Spending Sunday at court, Columbus departed on Monday, March 11, having first dispatched messages to the King and Queen of Spain. An escort of knights was provided for him, and taking the monastery of Villafranca on his way, he kissed the hand of the Portuguese queen, who was there lodging, and journeying on, arrived at his caravel on Tuesday night. The next day he put to sea, and on Thursday morning was off Cape St. Vincent. The next morning they were off the island of Saltes, and crossing bar with the flood, he anchored on March 15, 1493, not far from noon, where he had unmoored the "Santa Maria" over seven months before.

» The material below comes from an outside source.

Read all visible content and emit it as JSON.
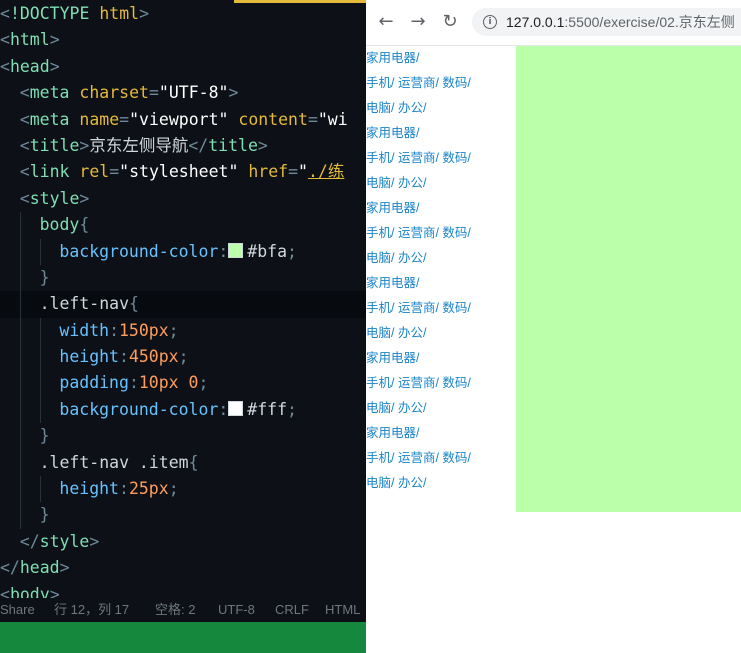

"I made the passage thither in seventy-one days," he says in his published letter; "and back in forty-eight, during thirteen of which number I was driven about by storms."

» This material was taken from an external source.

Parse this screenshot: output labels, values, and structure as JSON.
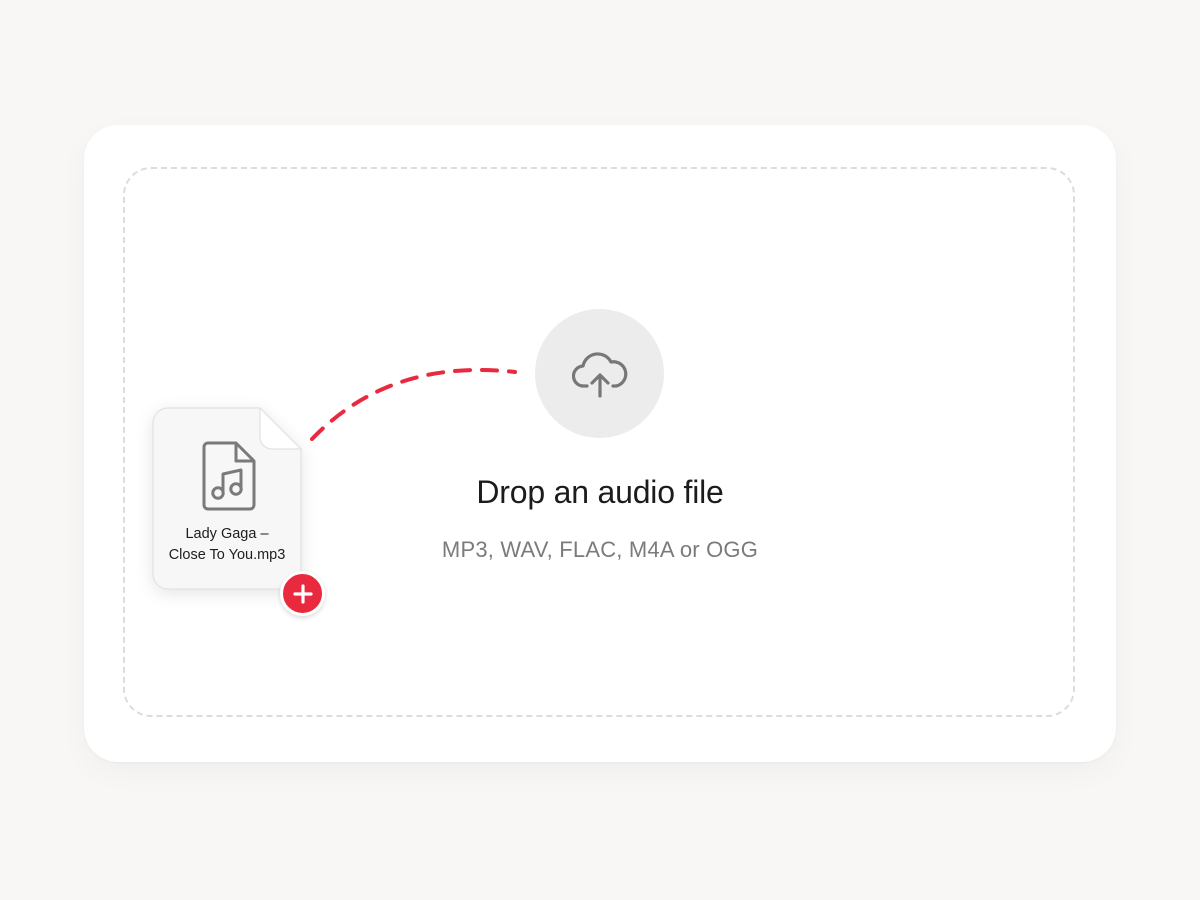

The "Pinta's" experiences.

The "Pinta," which had parted company with the Admiral on the 14th of February, had been driven by the gale into Bayona, a port of Gallicia, in the northwest corner of Spain, whence Pinzon, its commander, had dispatched a messenger to give information of his arrival and of his intended visit to the Court. A royal order peremptorily stayed, however, his projected visit, and left the first announcement of the news to be proclaimed by Columbus himself. This is the story which later writers have borrowed from the Historie.

She reaches Palos.

Death of Pinzon.

Oviedo tells us that the "Pinta" put to sea again from the Gallician harbor, and entered the port of Palos on the same day with Columbus, but her commander, fearing arrest or other unpleasantness, kept himself concealed till Columbus had started for Barcelona. Not many days later Pinzon died in his own house in Palos. Las Casas would have us believe that his death arose from mortification at the displeasure of his sovereigns; but Harrisse points out that when Charles V. bestowed a coat-armor on the family, he recognized his merit as the discoverer of Española. There is little trustworthy information on the matter, and Muñoz, whose lack of knowledge prompts inferences on his part, represents that it was Pinzon's request to explain his desertion of Columbus, which was neglected by the Court, and impressed him with the royal displeasure.